Vernocchi is thinking, for example, about the issue of water scarcity. “Far from being guilty of wasting water,” he argues, “for years; fruit and vegetable production has been very focused on tackling this issue. The agronomic techniques that we have adopted for some years now help us to manage and not waste our precious water resources, in the best possible way.”
Technology also plays a big role. “By bringing technology into our orchards, we can make production processes more efficient, and at the same time guarantee savings, not only in water resources, but also energy,” Vernocchi continues.
“I’m thinking, for example, of the hoses installed next to more than 90 per cent of our associates’ tomato crops, micro-irrigation or precision irrigation where water is distributed only in the quantity needed. Or the thousands of sensors installed in the soil up to 60cm deep at a short distance from each other, which, with a phone application, transmit to the farmer in real time a precise and timely analysis of the soil situation, allowing him to irrigate only where and when it is necessary.”
Technology in the field also helps to deal with the problem of labour shortages, a serious threat to the economic sustainability of fruit and vegetable growers. “Starting in these summer months in the countryside,” Vernocchi explains, “we will all experiment with a very innovative start-up, new equipment for mechanical harvesting. I am talking about drones equipped to identify the right degree of ripeness in the fruits and then harvest them one at a time. This project will soon be launched in this area as well with the University of Bologna.”

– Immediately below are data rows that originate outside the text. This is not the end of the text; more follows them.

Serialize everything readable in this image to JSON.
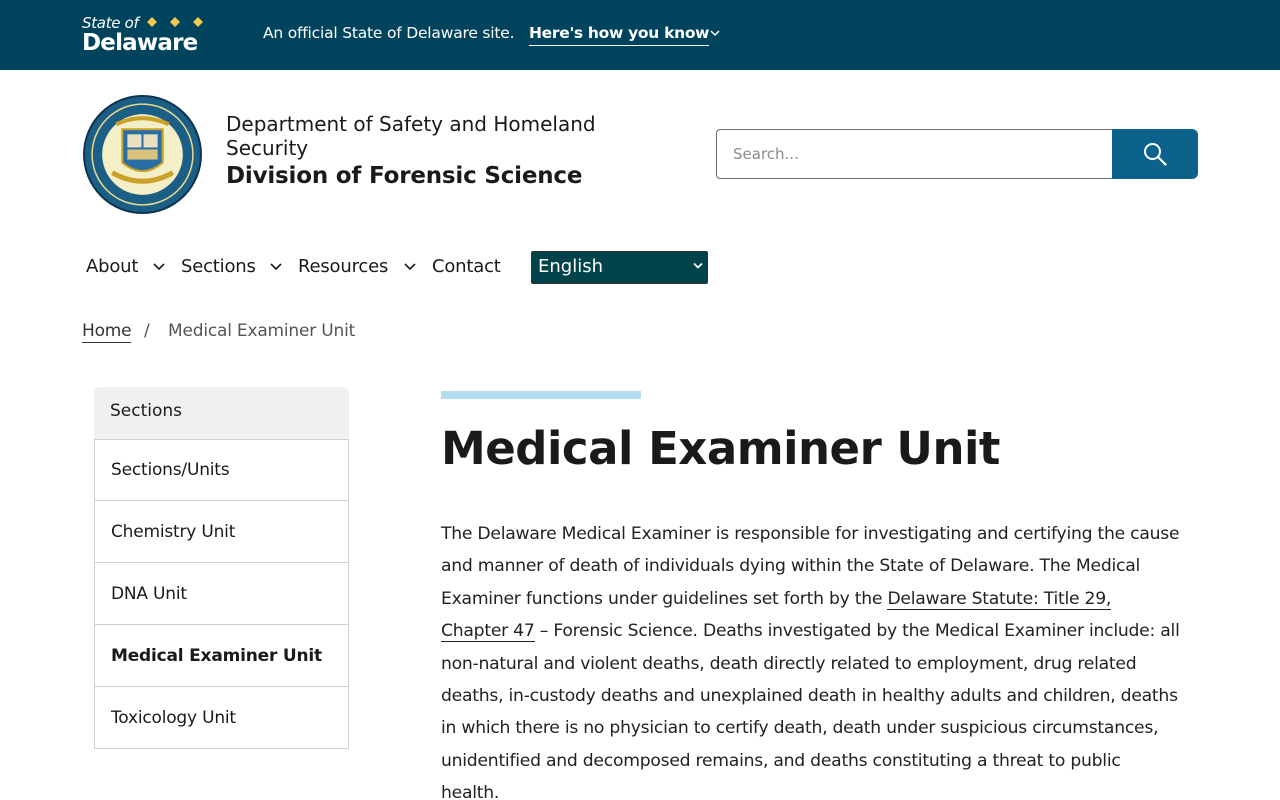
{
  "banner": {
    "state_of": "State of",
    "delaware": "Delaware",
    "official_text": "An official State of Delaware site.",
    "how_you_know": "Here's how you know"
  },
  "header": {
    "department": "Department of Safety and Homeland Security",
    "division": "Division of Forensic Science"
  },
  "search": {
    "placeholder": "Search..."
  },
  "nav": {
    "items": [
      {
        "label": "About",
        "has_dropdown": true
      },
      {
        "label": "Sections",
        "has_dropdown": true
      },
      {
        "label": "Resources",
        "has_dropdown": true
      },
      {
        "label": "Contact",
        "has_dropdown": false
      }
    ],
    "language": "English"
  },
  "breadcrumb": {
    "home": "Home",
    "separator": "/",
    "current": "Medical Examiner Unit"
  },
  "sidebar": {
    "heading": "Sections",
    "items": [
      {
        "label": "Sections/Units",
        "active": false
      },
      {
        "label": "Chemistry Unit",
        "active": false
      },
      {
        "label": "DNA Unit",
        "active": false
      },
      {
        "label": "Medical Examiner Unit",
        "active": true
      },
      {
        "label": "Toxicology Unit",
        "active": false
      }
    ]
  },
  "main": {
    "title": "Medical Examiner Unit",
    "para_before_link": "The Delaware Medical Examiner is responsible for investigating and certifying the cause and manner of death of individuals dying within the State of Delaware. The Medical Examiner functions under guidelines set forth by the ",
    "link_text": "Delaware Statute: Title 29, Chapter 47",
    "para_after_link": " – Forensic Science. Deaths investigated by the Medical Examiner include: all non-natural and violent deaths, death directly related to employment, drug related deaths, in-custody deaths and unexplained death in healthy adults and children, deaths in which there is no physician to certify death, death under suspicious circumstances, unidentified and decomposed remains, and deaths constituting a threat to public health."
  },
  "colors": {
    "banner_bg": "#00435c",
    "search_button": "#0b628b",
    "language_select_bg": "#00434a",
    "accent_bar": "#b3dcef",
    "diamond_gold": "#f2c94c"
  },
  "icons": [
    "state-diamond-icon",
    "chevron-down-icon",
    "search-icon",
    "division-seal-icon"
  ]
}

Innovation also plays a key role beyond the field. “In the warehouses of our cooperatives, increasingly widespread use is made of cutting-edge calibrators and sorters,” Vernocchi notes, “which, thanks to artificial intelligence, are becoming faster and more accurate every day, even analysing the inside of the fruits, increasing efficiency, optimising energy resources and maximising the relationship between costs and results.”

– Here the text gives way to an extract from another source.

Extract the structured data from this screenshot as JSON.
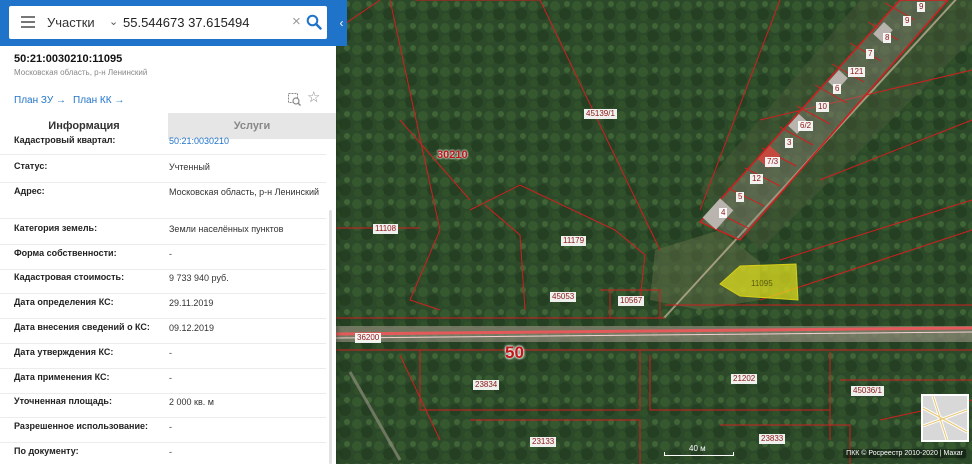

On the energy front, more and more facilities have been equipped with green energy production systems. “I’m mainly thinking of solar panels: just think that, recently, our associate Agrintesa has enhanced its ability to produce energy from the sun with a system capable of generating over 2.5MW, equal to what about 1,000 families would consume.”
Much has also been done on the varietal innovation front. “Take, for example, that symbolic summer fruit, the apricot,” Vernocchi continues. “In these last few years, we have worked on new varieties that are closer to consumer tastes, developing fruits with extreme red colouring, good sweet flavour, and a very dense pulp. Moreover, the varietal research has allowed us to significantly expand the marketing window: in fact, the production area has been extended to both the crops in the plains, as well as in the hills, thanks to some new varieties that adapt better to the different pedoclimatic conditions.”
That diversification process also helps to defend crops from the effects of late frost. With different varieties that flourish at different times, this reduces the risk of seeing production swept away in one fell swoop and compromising the farms’ survival.
“All of these initiatives share a common objective,” Vernocchi concludes. “To make our fruit and vegetable sector ever more resilient in the face of climate change, the energy crisis and the challenges posed by the complex national geopolitical situation.”